Chers amis boursiers,
Une des sociétés avec laquelle j'ai réalisé le plus de bénéfice lors de ma courte carrière boursière, paraît maintenant sorti d'affaire. Les actionnaires minoritaires ont en effet consenti à donner une nouvelle chance à la société tunnel sous la Manche. Une nouvelle aventure s'ouvre et risque d'être fructueuse pour ses actionnaires. Personnellement, j'attendrai la cotation des nouveaux titres pour réinvestir, malgré la reprise en fanfare de la cotation des actions anciennes aujourd'hui. En effet l'action Eurotunnel a doublé après sa reprise de cotation. Cette OPE est donc un succès pour le nouveau PDG de l'entreprise. Les actionnaires minoritaires éviteront donc un dépôt de bilan catastrophique pour leurs économiques, puisque les anciennes entreprises (anglaise et française) ne voudront plus rien à terme.

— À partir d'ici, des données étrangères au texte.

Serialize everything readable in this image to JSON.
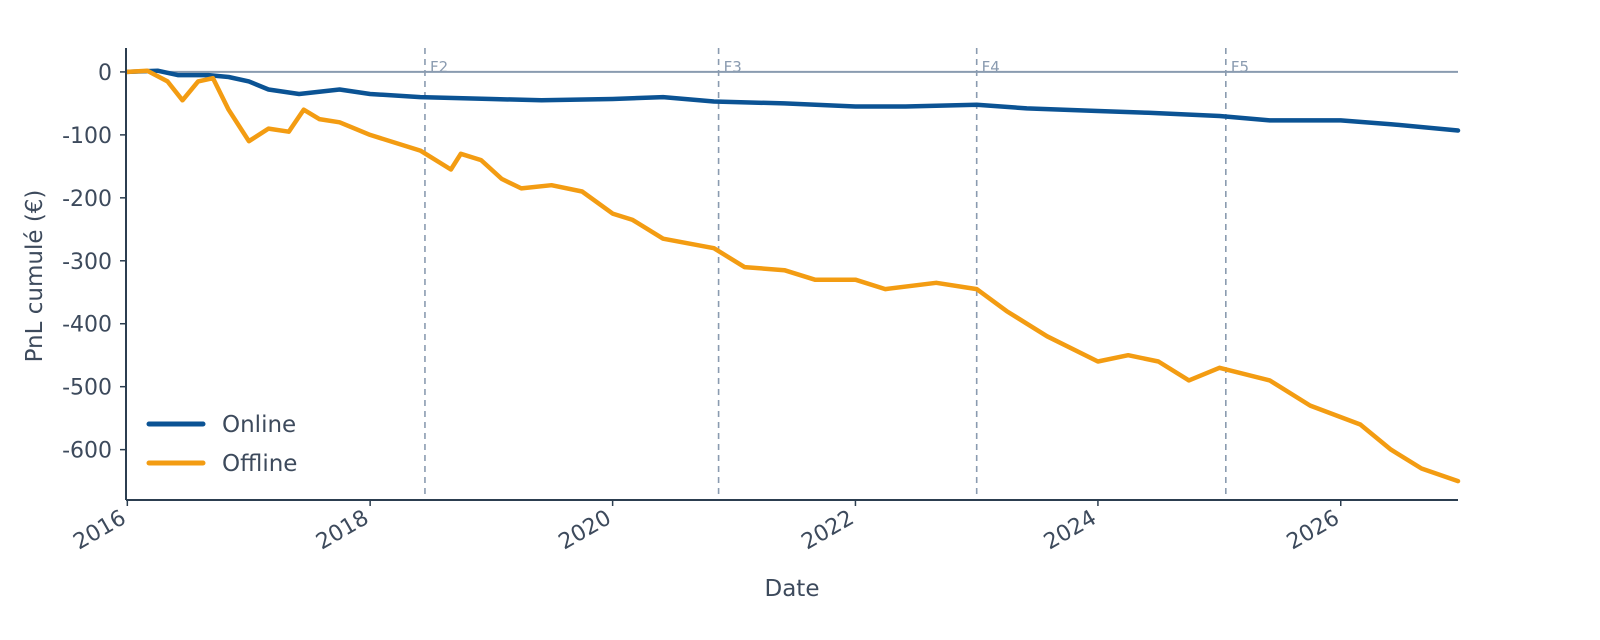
{
  "chart_data": {
    "type": "line",
    "xlabel": "Date",
    "ylabel": "PnL cumulé (€)",
    "xlim": [
      "2015-12-28",
      "2026-12-20"
    ],
    "ylim": [
      -680,
      38
    ],
    "x_ticks": [
      "2016",
      "2018",
      "2020",
      "2022",
      "2024",
      "2026"
    ],
    "y_ticks": [
      0,
      -100,
      -200,
      -300,
      -400,
      -500,
      -600
    ],
    "reference_line_y": 0,
    "legend_position": "bottom-left",
    "grid": false,
    "fold_markers": [
      {
        "label": "F2",
        "date": "2018-06-15"
      },
      {
        "label": "F3",
        "date": "2020-11-15"
      },
      {
        "label": "F4",
        "date": "2023-01-01"
      },
      {
        "label": "F5",
        "date": "2025-01-20"
      }
    ],
    "series": [
      {
        "name": "Online",
        "color": "#0b5394",
        "points": [
          [
            "2016-01-01",
            0
          ],
          [
            "2016-04-01",
            2
          ],
          [
            "2016-06-01",
            -5
          ],
          [
            "2016-09-01",
            -5
          ],
          [
            "2016-11-01",
            -8
          ],
          [
            "2017-01-01",
            -15
          ],
          [
            "2017-03-01",
            -28
          ],
          [
            "2017-06-01",
            -35
          ],
          [
            "2017-10-01",
            -28
          ],
          [
            "2018-01-01",
            -35
          ],
          [
            "2018-06-01",
            -40
          ],
          [
            "2019-01-01",
            -43
          ],
          [
            "2019-06-01",
            -45
          ],
          [
            "2020-01-01",
            -43
          ],
          [
            "2020-06-01",
            -40
          ],
          [
            "2020-11-01",
            -47
          ],
          [
            "2021-06-01",
            -50
          ],
          [
            "2022-01-01",
            -55
          ],
          [
            "2022-06-01",
            -55
          ],
          [
            "2023-01-01",
            -52
          ],
          [
            "2023-06-01",
            -58
          ],
          [
            "2024-01-01",
            -62
          ],
          [
            "2024-06-01",
            -65
          ],
          [
            "2025-01-01",
            -70
          ],
          [
            "2025-06-01",
            -77
          ],
          [
            "2026-01-01",
            -77
          ],
          [
            "2026-06-01",
            -83
          ],
          [
            "2026-12-20",
            -93
          ]
        ]
      },
      {
        "name": "Offline",
        "color": "#f39c12",
        "points": [
          [
            "2016-01-01",
            0
          ],
          [
            "2016-03-01",
            2
          ],
          [
            "2016-05-01",
            -15
          ],
          [
            "2016-06-15",
            -45
          ],
          [
            "2016-08-01",
            -15
          ],
          [
            "2016-09-15",
            -10
          ],
          [
            "2016-11-01",
            -60
          ],
          [
            "2017-01-01",
            -110
          ],
          [
            "2017-03-01",
            -90
          ],
          [
            "2017-05-01",
            -95
          ],
          [
            "2017-06-15",
            -60
          ],
          [
            "2017-08-01",
            -75
          ],
          [
            "2017-10-01",
            -80
          ],
          [
            "2018-01-01",
            -100
          ],
          [
            "2018-06-01",
            -125
          ],
          [
            "2018-09-01",
            -155
          ],
          [
            "2018-10-01",
            -130
          ],
          [
            "2018-12-01",
            -140
          ],
          [
            "2019-02-01",
            -170
          ],
          [
            "2019-04-01",
            -185
          ],
          [
            "2019-07-01",
            -180
          ],
          [
            "2019-10-01",
            -190
          ],
          [
            "2020-01-01",
            -225
          ],
          [
            "2020-03-01",
            -235
          ],
          [
            "2020-06-01",
            -265
          ],
          [
            "2020-11-01",
            -280
          ],
          [
            "2021-02-01",
            -310
          ],
          [
            "2021-06-01",
            -315
          ],
          [
            "2021-09-01",
            -330
          ],
          [
            "2022-01-01",
            -330
          ],
          [
            "2022-04-01",
            -345
          ],
          [
            "2022-09-01",
            -335
          ],
          [
            "2023-01-01",
            -345
          ],
          [
            "2023-04-01",
            -380
          ],
          [
            "2023-08-01",
            -420
          ],
          [
            "2024-01-01",
            -460
          ],
          [
            "2024-04-01",
            -450
          ],
          [
            "2024-07-01",
            -460
          ],
          [
            "2024-10-01",
            -490
          ],
          [
            "2025-01-01",
            -470
          ],
          [
            "2025-06-01",
            -490
          ],
          [
            "2025-10-01",
            -530
          ],
          [
            "2026-03-01",
            -560
          ],
          [
            "2026-06-01",
            -600
          ],
          [
            "2026-09-01",
            -630
          ],
          [
            "2026-12-20",
            -650
          ]
        ]
      }
    ]
  }
}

En apportant à 87% leurs actions à l'offre publique d'échange lancée par le groupe Eurotunnel SA (GET SA) sur les "unités" d'Eurotunnel, les actionnaires ont levé le dernier obstacle au plan de restructuration du tunnel sous la Manche qui échappe ainsi au dépôt de bilan.
"Eurotunnel est sauvé. Je remercie vivement les actionnaires qui se sont massivement mobilisés pour soutenir le Plan de Sauvegarde", déclare Jacques Gounon, président de GET SA, dans un communiqué publié vendredi. "Le succès indéniable de l'OPE confirme leur attachement à cette formidable entreprise. Il permet ainsi à Eurotunnel de prendre un nouveau départ".
Sur les 660.000 actionnaires d'Eurotunnel, 70% sont des investisseurs particuliers.
L'Autorité des Marchés Financiers a annoncé que GET SA "est en mesure" de détenir 2.222.667.231 unités (chacune d'une action Eurotunnel SA et d'une action Eurotunnel Plc), ce qui représente environ 87% des unités en circulation.
"La condition minimale fixée par l'initiateur - à savoir l'obtention à l'issue de l'offre d'au moins 50% plus une unité - est satisfaite. L'offre aura donc une suite positive", ajoute le régulateur. Ce seuil avait été abaissé mi-mai de 60% à 50% pour assurer la réussite de l'offre. L'AMF précise que le résultat définitif de l'offre sera rendu public le 31 mai.
Les créanciers d'Eurotunnel ont consenti l'an dernier une réduction de dette de 54% - de 9,07 milliards à 4,16 milliards - en échange d'une participation majoritaire dans une nouvelle entité GET SA, propriétaire des actifs de l'exploitant du tunnel.
L'ADAM FAVORABLE A l'OFFRE
L'exploitant avait été placé sous sauvegarde judiciaire le 2 août dernier et son plan de restructuration financière avalisé le 15 janvier dernier par le tribunal de commerce.
Le plan prévoit que Goldman Sachs, Deutsche Bank et Citigroup accordent un crédit de 2,84 milliards de livres et souscrivent à des obligations convertibles à hauteur de 1,275 milliard.
L'Association de défense des actionnaires minoritaires (Adam) avait mis en garde début mai les actionnaires d'Eurotunnel contre la tentation de conserver leurs titres.
"Ce faisant, c'est surtout 9 milliards de dettes qu'ils conserveront et c'est la faillite assurée. Car il est totalement irréaliste de penser que l'Etat puisse aller au-delà des 890 millions d'euros qu'il vient d'accorder à Eurotunnel sous forme de déficit fiscal reportable", indiquait l'Adam.
Eurotunnel rappelle que "l'offre sera réouverte très prochainement pour une nouvelle période dont les dates seront communiquées ultérieurement".
Cette réouverture permettra aux actionnaires de recevoir une action ordinaire GET SA et un bon de souscription d'actions ordinaires GET SA pour chaque unité Eurotunnel SA/Eurotunnel PLC apportée.
Ces derniers ne pourront pas, en revanche, souscrire des Obligations Remboursables en Actions (ORA) qui étaient réservées aux actionnaires ayant apporté leurs titres à l'offre initiale.
Les actions Eurotunnel ont été introduites en Bourse en 1987 à 35 francs, soit environ 5,3 euros, mais l'explosion du coût des travaux et des projections de revenus irréalistes ont vite eu raison de la solidité financière du projet. L'action reste sur un dernier cours coté de 0,37 euro le 21 mai.
La construction du tunnel sous la Manche s'est achevée en 1993 après six années de travaux.
Dans quelques mois, nous pourrons donc réinvestir en toute confiance dans la nouvelle société. Encore un grand merci, à tous les actionnaires minoritaires qui ont pris ce dossier à bras-le-corps et permis à bon nombre de petits porteurs de ne pas être ruiné une fois de plus.